When it comes to schools funding, the cumulative result of political decisions since the Commonwealth became a major funding partner in schools under the Whitlam government in the early 1970s is an arbitrary and lopsided system, for which there is no rational or constitutional basis. It is a system in which non-government schools enjoy the benefits of having the bulk of their public funding from the Commonwealth with its major revenue-raising capacity, while public schools are left to compete for the bulk of their funding with other essential services in states and territories.

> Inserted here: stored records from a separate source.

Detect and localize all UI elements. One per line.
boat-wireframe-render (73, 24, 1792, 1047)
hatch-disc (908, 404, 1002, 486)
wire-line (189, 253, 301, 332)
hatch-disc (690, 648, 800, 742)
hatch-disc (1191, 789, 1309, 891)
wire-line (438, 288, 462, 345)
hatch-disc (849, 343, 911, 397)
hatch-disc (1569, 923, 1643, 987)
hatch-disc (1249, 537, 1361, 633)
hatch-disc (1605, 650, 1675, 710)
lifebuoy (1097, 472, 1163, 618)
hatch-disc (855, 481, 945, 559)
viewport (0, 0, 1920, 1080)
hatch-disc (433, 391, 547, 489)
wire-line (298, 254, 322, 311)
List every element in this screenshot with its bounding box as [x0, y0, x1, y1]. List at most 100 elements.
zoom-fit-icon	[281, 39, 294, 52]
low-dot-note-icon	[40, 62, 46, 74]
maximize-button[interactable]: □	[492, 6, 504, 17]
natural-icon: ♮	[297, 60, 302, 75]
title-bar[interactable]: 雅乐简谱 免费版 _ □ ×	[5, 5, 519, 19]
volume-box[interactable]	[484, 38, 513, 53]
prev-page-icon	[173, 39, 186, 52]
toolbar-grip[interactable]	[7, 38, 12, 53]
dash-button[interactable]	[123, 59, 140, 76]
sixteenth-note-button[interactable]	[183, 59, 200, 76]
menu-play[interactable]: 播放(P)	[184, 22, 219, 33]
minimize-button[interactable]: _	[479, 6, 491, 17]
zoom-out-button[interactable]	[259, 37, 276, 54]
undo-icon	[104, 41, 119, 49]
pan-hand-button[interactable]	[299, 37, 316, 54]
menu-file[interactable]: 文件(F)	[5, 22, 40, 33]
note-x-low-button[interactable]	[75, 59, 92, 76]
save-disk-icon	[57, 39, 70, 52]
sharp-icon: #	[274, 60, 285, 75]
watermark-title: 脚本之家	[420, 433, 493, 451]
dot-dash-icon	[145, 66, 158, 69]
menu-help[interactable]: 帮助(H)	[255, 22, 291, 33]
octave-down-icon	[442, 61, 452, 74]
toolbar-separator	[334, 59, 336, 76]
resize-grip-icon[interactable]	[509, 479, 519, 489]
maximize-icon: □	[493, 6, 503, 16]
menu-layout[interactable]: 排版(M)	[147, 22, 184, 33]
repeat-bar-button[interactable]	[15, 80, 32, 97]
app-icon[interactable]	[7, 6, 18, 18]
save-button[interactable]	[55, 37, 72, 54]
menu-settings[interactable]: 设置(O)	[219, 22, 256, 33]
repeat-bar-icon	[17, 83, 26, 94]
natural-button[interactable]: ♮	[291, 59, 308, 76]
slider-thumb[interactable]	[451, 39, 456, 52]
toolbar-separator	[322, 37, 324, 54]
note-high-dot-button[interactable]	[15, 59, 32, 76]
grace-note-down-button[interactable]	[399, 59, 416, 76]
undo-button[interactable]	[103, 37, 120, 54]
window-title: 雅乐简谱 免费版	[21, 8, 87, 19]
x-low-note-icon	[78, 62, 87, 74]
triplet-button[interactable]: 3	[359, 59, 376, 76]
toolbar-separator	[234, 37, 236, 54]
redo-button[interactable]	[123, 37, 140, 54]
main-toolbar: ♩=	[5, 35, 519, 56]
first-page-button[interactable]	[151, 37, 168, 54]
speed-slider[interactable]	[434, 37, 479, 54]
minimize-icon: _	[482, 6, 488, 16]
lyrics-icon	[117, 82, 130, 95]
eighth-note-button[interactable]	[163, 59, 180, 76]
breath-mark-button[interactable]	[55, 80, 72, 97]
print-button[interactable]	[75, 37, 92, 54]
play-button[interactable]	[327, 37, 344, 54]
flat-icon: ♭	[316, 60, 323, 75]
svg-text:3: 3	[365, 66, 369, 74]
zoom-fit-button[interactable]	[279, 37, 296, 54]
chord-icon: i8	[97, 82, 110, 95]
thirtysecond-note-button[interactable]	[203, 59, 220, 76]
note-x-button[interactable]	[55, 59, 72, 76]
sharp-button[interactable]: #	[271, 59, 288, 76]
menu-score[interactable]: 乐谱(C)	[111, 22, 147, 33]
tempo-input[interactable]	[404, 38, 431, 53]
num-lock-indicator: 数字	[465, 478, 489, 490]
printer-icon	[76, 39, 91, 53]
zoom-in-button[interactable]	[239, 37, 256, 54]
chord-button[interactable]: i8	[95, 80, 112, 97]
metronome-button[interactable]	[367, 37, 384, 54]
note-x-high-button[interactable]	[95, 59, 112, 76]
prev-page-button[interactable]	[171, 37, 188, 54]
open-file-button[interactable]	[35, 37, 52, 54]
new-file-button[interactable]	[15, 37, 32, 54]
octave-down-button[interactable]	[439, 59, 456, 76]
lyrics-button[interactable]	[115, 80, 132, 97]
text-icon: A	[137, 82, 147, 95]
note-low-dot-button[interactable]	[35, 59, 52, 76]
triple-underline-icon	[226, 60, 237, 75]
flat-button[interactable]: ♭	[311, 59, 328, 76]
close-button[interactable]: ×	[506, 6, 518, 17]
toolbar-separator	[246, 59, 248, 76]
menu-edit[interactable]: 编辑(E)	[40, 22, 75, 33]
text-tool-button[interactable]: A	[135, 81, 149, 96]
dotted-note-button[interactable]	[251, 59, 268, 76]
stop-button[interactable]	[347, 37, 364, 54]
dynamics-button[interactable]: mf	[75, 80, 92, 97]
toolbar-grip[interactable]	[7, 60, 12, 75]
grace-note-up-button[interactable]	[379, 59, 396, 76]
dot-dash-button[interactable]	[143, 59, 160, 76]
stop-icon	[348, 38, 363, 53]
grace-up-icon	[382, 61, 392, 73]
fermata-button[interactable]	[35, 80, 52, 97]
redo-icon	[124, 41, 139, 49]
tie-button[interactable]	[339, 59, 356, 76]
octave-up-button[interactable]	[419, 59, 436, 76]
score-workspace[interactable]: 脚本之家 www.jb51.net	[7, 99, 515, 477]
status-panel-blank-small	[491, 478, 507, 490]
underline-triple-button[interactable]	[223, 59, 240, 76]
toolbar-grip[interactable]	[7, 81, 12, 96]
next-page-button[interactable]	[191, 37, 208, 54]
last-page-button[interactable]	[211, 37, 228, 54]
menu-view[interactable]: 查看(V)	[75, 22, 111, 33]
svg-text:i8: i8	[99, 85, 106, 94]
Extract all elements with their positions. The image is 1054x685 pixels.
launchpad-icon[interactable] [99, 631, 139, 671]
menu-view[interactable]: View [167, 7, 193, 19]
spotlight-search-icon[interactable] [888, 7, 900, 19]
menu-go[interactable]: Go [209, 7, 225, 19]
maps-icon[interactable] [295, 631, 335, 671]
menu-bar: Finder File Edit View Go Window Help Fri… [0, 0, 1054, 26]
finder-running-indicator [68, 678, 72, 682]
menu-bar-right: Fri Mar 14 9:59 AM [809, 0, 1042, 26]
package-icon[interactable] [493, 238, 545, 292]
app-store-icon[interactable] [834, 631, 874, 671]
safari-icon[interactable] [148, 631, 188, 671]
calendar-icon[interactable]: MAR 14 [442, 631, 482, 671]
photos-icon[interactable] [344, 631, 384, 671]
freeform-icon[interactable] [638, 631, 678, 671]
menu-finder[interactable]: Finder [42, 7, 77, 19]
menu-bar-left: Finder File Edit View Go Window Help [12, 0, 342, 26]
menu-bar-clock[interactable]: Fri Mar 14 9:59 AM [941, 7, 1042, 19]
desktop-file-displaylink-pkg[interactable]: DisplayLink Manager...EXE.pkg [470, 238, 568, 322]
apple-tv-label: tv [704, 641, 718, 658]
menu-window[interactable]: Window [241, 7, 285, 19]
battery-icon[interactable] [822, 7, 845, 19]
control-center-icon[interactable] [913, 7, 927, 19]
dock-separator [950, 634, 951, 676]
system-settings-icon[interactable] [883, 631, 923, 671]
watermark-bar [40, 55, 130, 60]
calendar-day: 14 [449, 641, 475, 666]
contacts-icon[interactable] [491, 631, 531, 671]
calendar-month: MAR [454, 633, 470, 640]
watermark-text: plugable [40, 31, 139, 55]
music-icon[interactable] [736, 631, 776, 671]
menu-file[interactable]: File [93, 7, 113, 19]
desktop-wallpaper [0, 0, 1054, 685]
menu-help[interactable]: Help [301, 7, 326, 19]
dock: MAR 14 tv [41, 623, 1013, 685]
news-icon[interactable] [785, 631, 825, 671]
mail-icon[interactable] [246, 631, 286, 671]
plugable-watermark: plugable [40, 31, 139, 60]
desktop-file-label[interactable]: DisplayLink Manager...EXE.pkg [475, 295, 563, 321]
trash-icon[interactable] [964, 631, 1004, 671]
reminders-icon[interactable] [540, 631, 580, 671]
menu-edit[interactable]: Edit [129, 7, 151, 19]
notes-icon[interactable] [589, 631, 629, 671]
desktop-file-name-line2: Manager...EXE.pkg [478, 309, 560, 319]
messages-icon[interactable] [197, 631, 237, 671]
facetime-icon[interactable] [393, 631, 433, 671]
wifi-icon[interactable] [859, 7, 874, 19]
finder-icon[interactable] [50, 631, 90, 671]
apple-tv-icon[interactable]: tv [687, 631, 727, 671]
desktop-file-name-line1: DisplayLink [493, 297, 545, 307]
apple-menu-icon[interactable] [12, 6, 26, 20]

With its neo-liberal agenda, the Howard government introduced a funding scheme designed to shift enrolments from public to private schools and to encourage consumer choice and provider competition. This unleashed the market forces endemic to schooling as well as those from outside the system, including from Australia’s over-heated real estate market. The Rudd and Gillard Labor government then chose to prolong this scheme and to delay its own Gonski Review, leaving it to the next Coalition government to manage the implementation.
By the time the Abbott, Turnbull and Morrison governments finished their term of office, they had turned the Gonski plan from a funding scheme that was meant to be sector blind and needs-based into arrangements that are sector specific and myopic when it comes to needs. Australia now has a highly fungible scheme for funding its large private school sector. Public funding, based on proxy measures of need, is now being added to levels of private income which enable private schools to operate at resource levels which exceed their SRS; and, in a time of teacher shortage, to use their resource advantage to attract teachers away from the schools where they are needed far more.
Unless and until our political leaders find the courage to embark on an informed debate about the consequences of decades of policy decisions and compromises, our school system will remain on a slippery slope with declining student outcomes and school completion rates.
There is an urgent need for all governments in Australia to start working together to develop a legal and policy framework for schools planning, funding and operation within which all schools contribute to an open and just democratic society; and for safeguarding the quality and the social representativeness of public schools that are open, without fees or religious tests, to all our children and young people.